Cure Spinal Muscular Atrophy Awards New Research Funding of $95,000 to Dr. Kejun Han

Originally published on March 19, 2014.

Cure SMA is leading the way to a world without SMA by advancing a comprehensive research program, of which basic research is a key component. Cure SMA has awarded 79 basic grants for a total of $9,507,612 in the past 10 years. Dr. Ke-Jun Han at the University of Colorado will receive $95,000 to explore the transport of SMN protein into motor axons.

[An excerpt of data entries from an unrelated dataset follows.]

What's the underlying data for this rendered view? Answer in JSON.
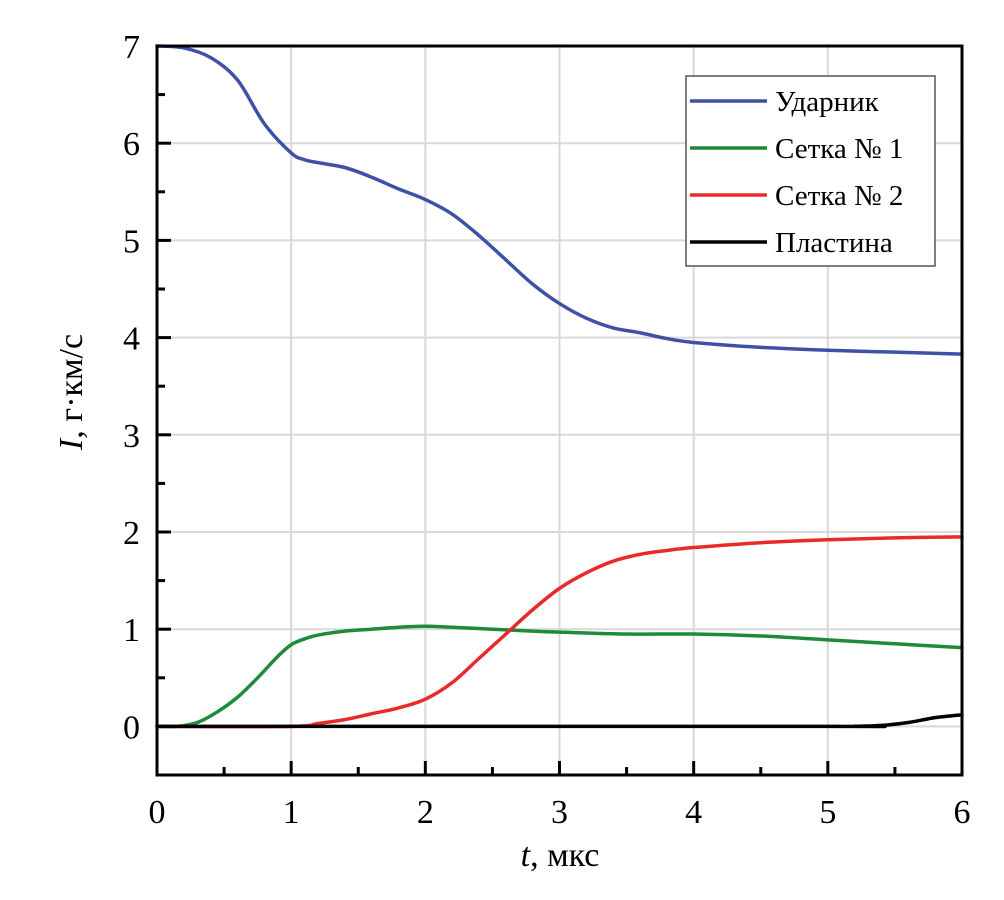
{
  "chart_data": {
    "type": "line",
    "title": "",
    "xlabel_italic": "t",
    "xlabel_rest": ", мкс",
    "ylabel_italic": "I",
    "ylabel_rest": ", г·км/с",
    "xlim": [
      0,
      6
    ],
    "ylim": [
      -0.5,
      7
    ],
    "x_ticks": [
      0,
      1,
      2,
      3,
      4,
      5,
      6
    ],
    "x_tick_labels": [
      "0",
      "1",
      "2",
      "3",
      "4",
      "5",
      "6"
    ],
    "x_minor_ticks": [
      0.5,
      1.5,
      2.5,
      3.5,
      4.5,
      5.5
    ],
    "y_ticks": [
      0,
      1,
      2,
      3,
      4,
      5,
      6,
      7
    ],
    "y_tick_labels": [
      "0",
      "1",
      "2",
      "3",
      "4",
      "5",
      "6",
      "7"
    ],
    "y_minor_ticks": [
      0.5,
      1.5,
      2.5,
      3.5,
      4.5,
      5.5,
      6.5
    ],
    "grid": true,
    "legend_position": "top-right",
    "series": [
      {
        "name": "Ударник",
        "color": "#3f51a5",
        "x": [
          0,
          0.2,
          0.4,
          0.6,
          0.8,
          1.0,
          1.1,
          1.2,
          1.4,
          1.6,
          1.8,
          2.0,
          2.2,
          2.4,
          2.6,
          2.8,
          3.0,
          3.2,
          3.4,
          3.6,
          3.8,
          4.0,
          4.5,
          5.0,
          5.5,
          6.0
        ],
        "y": [
          7.0,
          6.98,
          6.88,
          6.65,
          6.2,
          5.9,
          5.83,
          5.8,
          5.75,
          5.65,
          5.53,
          5.42,
          5.27,
          5.05,
          4.8,
          4.55,
          4.35,
          4.2,
          4.1,
          4.05,
          3.99,
          3.95,
          3.9,
          3.87,
          3.85,
          3.83
        ]
      },
      {
        "name": "Сетка № 1",
        "color": "#1e8a3a",
        "x": [
          0,
          0.15,
          0.3,
          0.45,
          0.6,
          0.75,
          0.9,
          1.0,
          1.1,
          1.2,
          1.4,
          1.6,
          1.8,
          2.0,
          2.2,
          2.5,
          2.8,
          3.0,
          3.5,
          4.0,
          4.5,
          5.0,
          5.5,
          6.0
        ],
        "y": [
          0,
          0,
          0.04,
          0.15,
          0.3,
          0.5,
          0.72,
          0.84,
          0.9,
          0.94,
          0.98,
          1.0,
          1.02,
          1.03,
          1.02,
          1.0,
          0.98,
          0.97,
          0.95,
          0.95,
          0.93,
          0.89,
          0.85,
          0.81
        ]
      },
      {
        "name": "Сетка № 2",
        "color": "#e82a2a",
        "x": [
          0,
          1.0,
          1.2,
          1.4,
          1.6,
          1.8,
          2.0,
          2.2,
          2.4,
          2.6,
          2.8,
          3.0,
          3.2,
          3.4,
          3.6,
          3.8,
          4.0,
          4.5,
          5.0,
          5.5,
          6.0
        ],
        "y": [
          0,
          0,
          0.03,
          0.07,
          0.13,
          0.19,
          0.28,
          0.45,
          0.7,
          0.95,
          1.2,
          1.42,
          1.58,
          1.7,
          1.77,
          1.81,
          1.84,
          1.89,
          1.92,
          1.94,
          1.95
        ]
      },
      {
        "name": "Пластина",
        "color": "#000000",
        "x": [
          0,
          5.0,
          5.2,
          5.4,
          5.6,
          5.8,
          6.0
        ],
        "y": [
          0,
          0,
          0,
          0.01,
          0.04,
          0.09,
          0.12
        ]
      }
    ]
  }
}
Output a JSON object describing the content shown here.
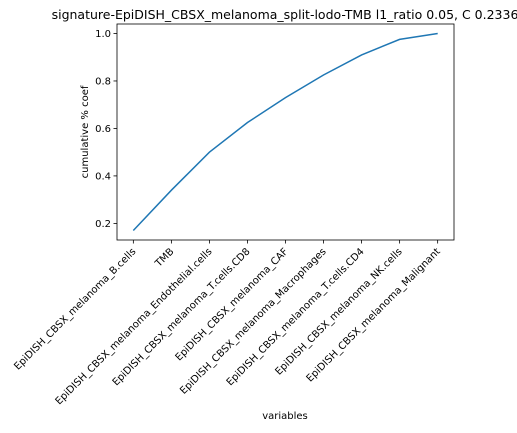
{
  "chart_data": {
    "type": "line",
    "title": "signature-EpiDISH_CBSX_melanoma_split-lodo-TMB l1_ratio 0.05, C 0.2336",
    "xlabel": "variables",
    "ylabel": "cumulative % coef",
    "categories": [
      "EpiDISH_CBSX_melanoma_B.cells",
      "TMB",
      "EpiDISH_CBSX_melanoma_Endothelial.cells",
      "EpiDISH_CBSX_melanoma_T.cells.CD8",
      "EpiDISH_CBSX_melanoma_CAF",
      "EpiDISH_CBSX_melanoma_Macrophages",
      "EpiDISH_CBSX_melanoma_T.cells.CD4",
      "EpiDISH_CBSX_melanoma_NK.cells",
      "EpiDISH_CBSX_melanoma_Malignant"
    ],
    "series": [
      {
        "values": [
          0.17,
          0.34,
          0.5,
          0.625,
          0.73,
          0.825,
          0.91,
          0.975,
          1.0
        ],
        "color": "#1f77b4"
      }
    ],
    "yticks": [
      0.2,
      0.4,
      0.6,
      0.8,
      1.0
    ],
    "ytick_labels": [
      "0.2",
      "0.4",
      "0.6",
      "0.8",
      "1.0"
    ],
    "ylim": [
      0.13,
      1.04
    ],
    "grid": false,
    "legend": "none"
  }
}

Investigate Ubiquitination- Dependent SMN Transport

Objective: The project goal is to determine how SMN protein is localized and transported to axons. The project will assess whether modification of SMN with a tag called ubiquitin regulates this process.
Research Strategy: The team will use biochemical and cell biological techniques to determine 1) how SMN is recruited into a subcellular compartment called the trans Golgi network, where proteins are sorted for transport to different parts of the cell; and 2) whether modification of SMN with the tag ubiquitin inside the golgi network regulates whether SMN protein and SMN mRNA is transported to the motor neuron axons.
Significance: These findings could unravel a novel role for the ubiquitin modification of SMN in regulating SMN function and localization, which has potential implications in the understanding of SMA pathogenesis and points of intervention for possible treatments.

Meet Dr. Han:

Who are you?
I am Kejun Han, PhD, Senior Postdoctoral Researcher in the Department of Biochemistry & Molecular Genetics, University of Colorado School of Medicine. 

How did you first become involved with SMA research?
In 2010, I identified SMN as a USP9x-interacting protein. This protein is involved in tagging proteins with a marker called ubiquitin. I discovered different ubiquitination of SMN and SMND7, which stimulates us to study the functions of SMN ubiquitination.

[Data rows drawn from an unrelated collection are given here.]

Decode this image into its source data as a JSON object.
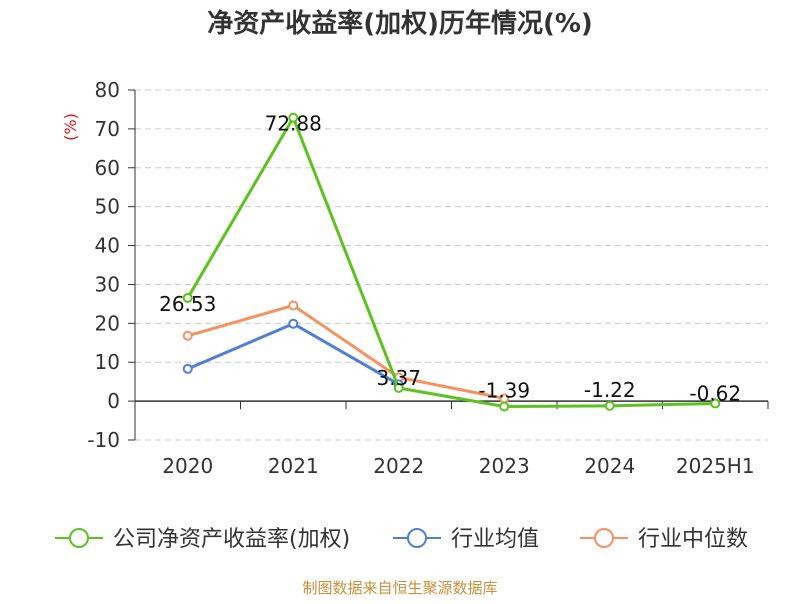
{
  "chart_data": {
    "type": "line",
    "title": "净资产收益率(加权)历年情况(%)",
    "ylabel": "(%)",
    "xlabel": "",
    "categories": [
      "2020",
      "2021",
      "2022",
      "2023",
      "2024",
      "2025H1"
    ],
    "ylim": [
      -10,
      80
    ],
    "yticks": [
      "80",
      "70",
      "60",
      "50",
      "40",
      "30",
      "20",
      "10",
      "0",
      "-10"
    ],
    "grid": true,
    "legend_position": "bottom",
    "series": [
      {
        "name": "公司净资产收益率(加权)",
        "color": "#5cc21d",
        "values": [
          26.53,
          72.88,
          3.37,
          -1.39,
          -1.22,
          -0.62
        ],
        "labels": [
          "26.53",
          "72.88",
          "3.37",
          "-1.39",
          "-1.22",
          "-0.62"
        ]
      },
      {
        "name": "行业均值",
        "color": "#4f7fd6",
        "values": [
          8.3,
          19.9,
          4.3,
          null,
          null,
          null
        ]
      },
      {
        "name": "行业中位数",
        "color": "#f7925f",
        "values": [
          16.8,
          24.6,
          6.1,
          0.7,
          null,
          null
        ]
      }
    ]
  },
  "source_note": "制图数据来自恒生聚源数据库"
}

What is your current role in SMA research?
Our lab focuses on identifying genes and proteins that influence SMN protein levels. Currently, I am investigating the role of SMN ubiquitination in SMN transport along the motor axons.

2014 Cure SMA Research Mission and Funding

The overall mission at Cure SMA is a world without SMA. Making this happen requires scientific research investments. Thus, our main research goal at Cure SMA is to accelerate the discovery of an effective treatment and cure for SMA by funding and advancing a comprehensive research program, including:

•    Basic Research to reveal the best ways of making SMA drugs,
•    Drug Discovery to make new drugs,
•    Developing Clinical Trial infrastructure to help test new drugs, and
•    Clinical Care Research to improve the quality of life in SMA patients.

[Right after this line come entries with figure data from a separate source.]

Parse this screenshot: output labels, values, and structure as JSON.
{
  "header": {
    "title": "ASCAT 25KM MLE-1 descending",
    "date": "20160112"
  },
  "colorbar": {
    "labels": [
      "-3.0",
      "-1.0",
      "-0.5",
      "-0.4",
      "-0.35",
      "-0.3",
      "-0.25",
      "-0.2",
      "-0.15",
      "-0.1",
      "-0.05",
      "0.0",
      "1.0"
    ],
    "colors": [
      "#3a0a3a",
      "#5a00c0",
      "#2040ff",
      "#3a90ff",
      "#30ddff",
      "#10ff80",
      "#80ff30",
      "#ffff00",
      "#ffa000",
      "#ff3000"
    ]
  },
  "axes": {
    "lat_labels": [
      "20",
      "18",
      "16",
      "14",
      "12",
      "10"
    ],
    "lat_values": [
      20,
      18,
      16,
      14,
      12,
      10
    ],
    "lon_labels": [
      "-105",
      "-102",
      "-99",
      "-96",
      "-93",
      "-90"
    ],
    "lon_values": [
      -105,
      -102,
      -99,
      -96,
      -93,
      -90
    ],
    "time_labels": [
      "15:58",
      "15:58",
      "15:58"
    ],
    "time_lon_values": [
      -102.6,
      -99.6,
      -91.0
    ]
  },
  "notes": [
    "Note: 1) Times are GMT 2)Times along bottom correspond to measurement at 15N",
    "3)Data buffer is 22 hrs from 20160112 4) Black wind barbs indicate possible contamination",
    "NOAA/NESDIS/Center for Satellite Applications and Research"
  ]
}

In addition to the basic research funding announced in this edition of Compass, Cure SMA will invest in more research in 2014 to advance our vision of a world without SMA. Please be on the lookout for two upcoming Requests for Proposals (RFPs) for additional research funding from Cure SMA in 2014 in the following research areas: 1) Drug Discovery – Overseen by the Translational Advisory Council, and 2) Clinical Care – Overseen by the Medical Advisory Council.